Peter describes God’s people with Temple language in verse five. The people of God are a “spiritual house.” The text does not say “temple of the Holy Spirit,” the metaphor Paul used in 1 Corinthians, but it is not quite the same. Any Jewish person hearing the phrase “spiritual house” in the first century would have immediately thought of the Temple in Jerusalem, and even in the Diaspora there was a certain pride in the Temple as God’s dwelling place. Buy not all would agree that the Temple was a real, spiritual house.
There are several well-known critiques of the Temple, including the Temple Action by Jesus just before his crucifixion. Jesus called the activity around the Temple as a “den of thieves” and threatened to tear the Temple down and rebuild it in three days. We know now that he was talking about his body and the coming resurrection, but there were many who saw this as an attack on the Temple itself.
Stephen’s speech in Acts 7 is often seen as critical of the Temple and the aristocratic priesthood. Stephen claimed that there is simple no need for a “spiritual house” in the present age, and he was lynched for this attack! The Qumran community in particular considered the activity of the Temple to be corrupt. The community seems to have considered their activity near the Dead Sea as a kind of replacement for Temple worship until the Temple was cleansed by the coming messiah.
In the same way, the original readers would have understood “holy priesthood” in the light of the Temple. In fact, the priests were the only ones who permitted to offer sacrifices at the temple. Peter describes all believers as a “holy priesthood,: not just those members of the tribe of Levi or the family of Aaron. The high priest was to come from the line of Zadok, but after the Maccabean Revolt the Hasmoneans served as priest-kings, despite only being from the tribe of Levi.
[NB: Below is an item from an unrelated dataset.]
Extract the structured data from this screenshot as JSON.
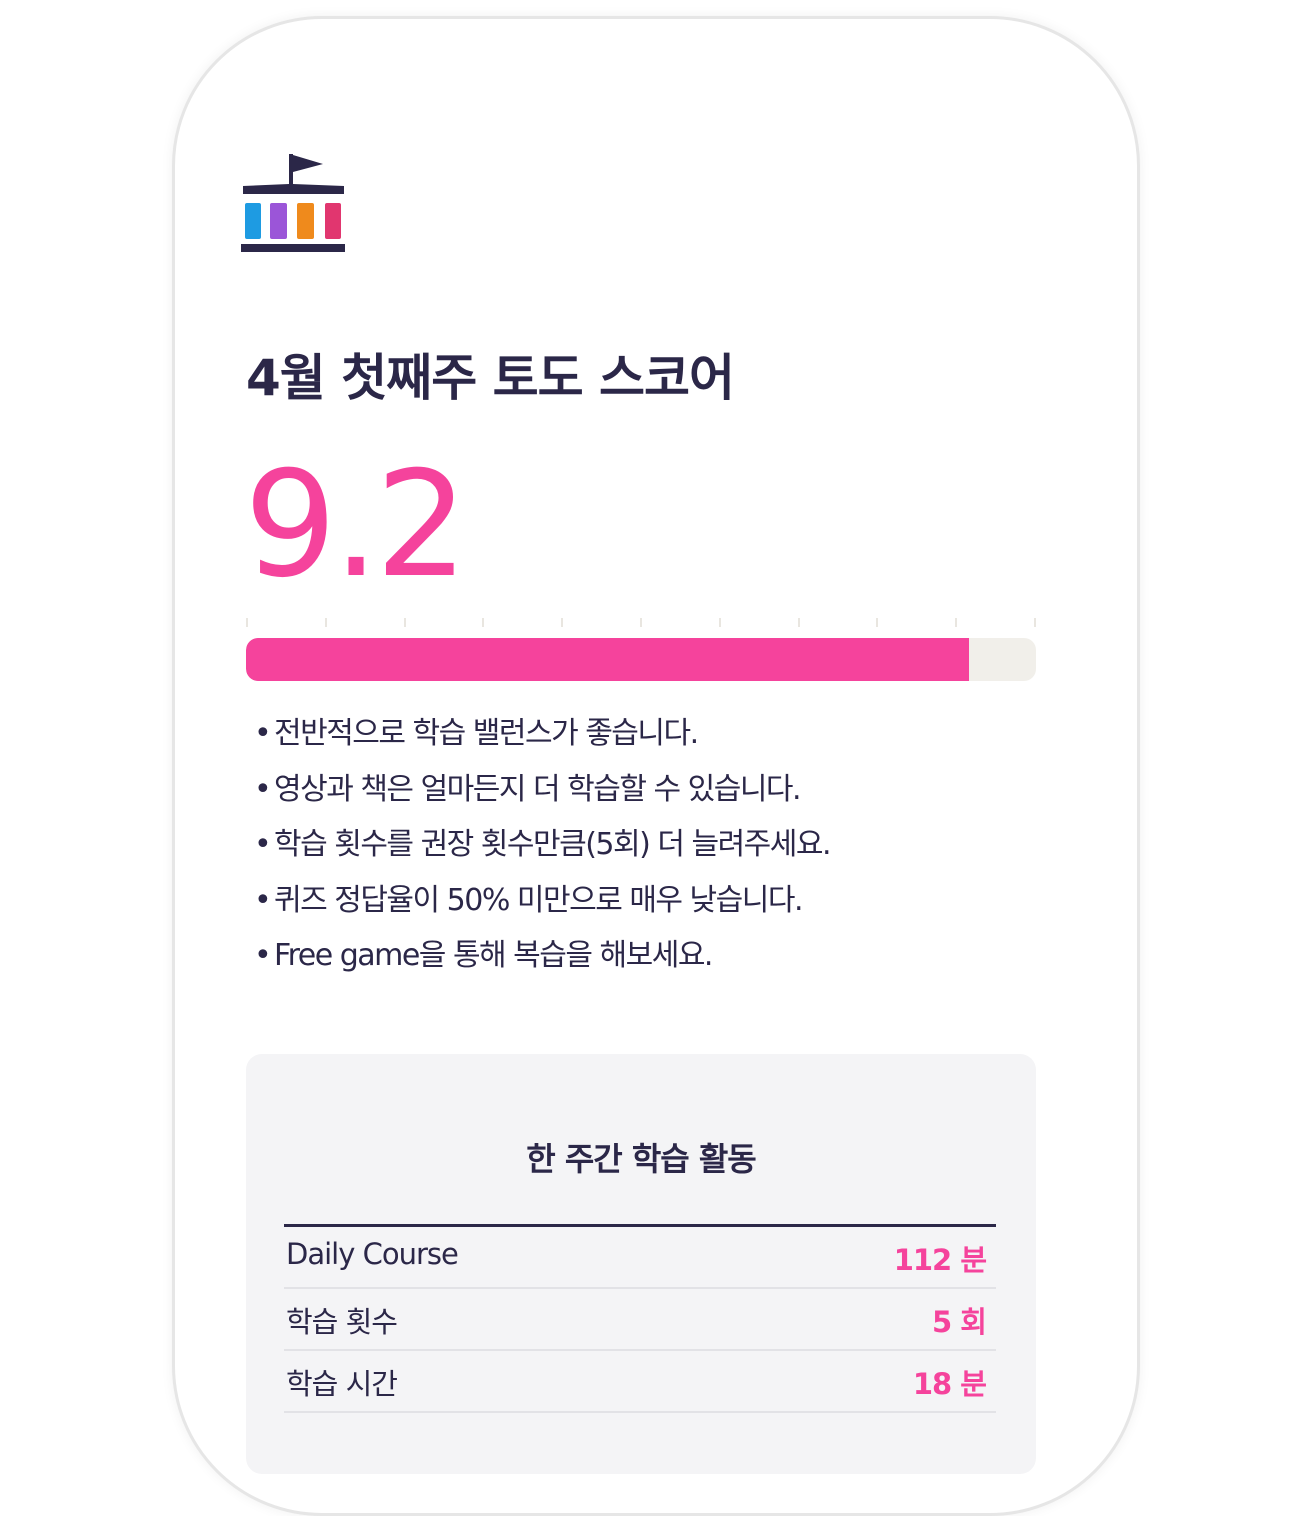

Since they were not Zadokites, the Qumran community rejected them proper high priests.
At the time this letter was written, the high priests were appointed to the office by the Sanhedrin. The high priest Ananus son of Ananus was removed from office in A.D. 63 because he executed James the brother of Jesus (Josephus, Antiq., 20.9.1). The high priest Joshua ben Gamla obtained the office in 64 after his wealthy wife bribed the right people; the final high priest, Phannias ben Samuel, was not even in the priestly line, but was appointed by the Zealots. Josephus said that he was a “mere rustic “and “a man not only unworthy of the high priesthood, but that did not well know what the high priesthood was.” (Josephus, JW, 4.151-158).
The believer is superior to the Temple priest because they are able to bring “acceptable sacrifice to God” because they are offering them “through Jesus.” Again, if there were some Jewish groups that considered the Temple and the priesthood corrupt, then can their sacrifices be acceptable to God? If, for example, the high priest was not actually holy when he brought the Day of Atonement sacrifice (on the wrong day even!), is it possible that God did not accept that sacrifice?
All of this language sounds like Peter is describing the present people of God as a kind of New Israel, but it is not the case that Peter is saying that the present Church (the Body of Christ) replaces the old Israel. For a Jewish writer and reader this new priesthood and temple service replaces the old one that was ineffective. The believers in Asia Minor in the first century are now all priests that are capable of offering acceptable sacrifices to God.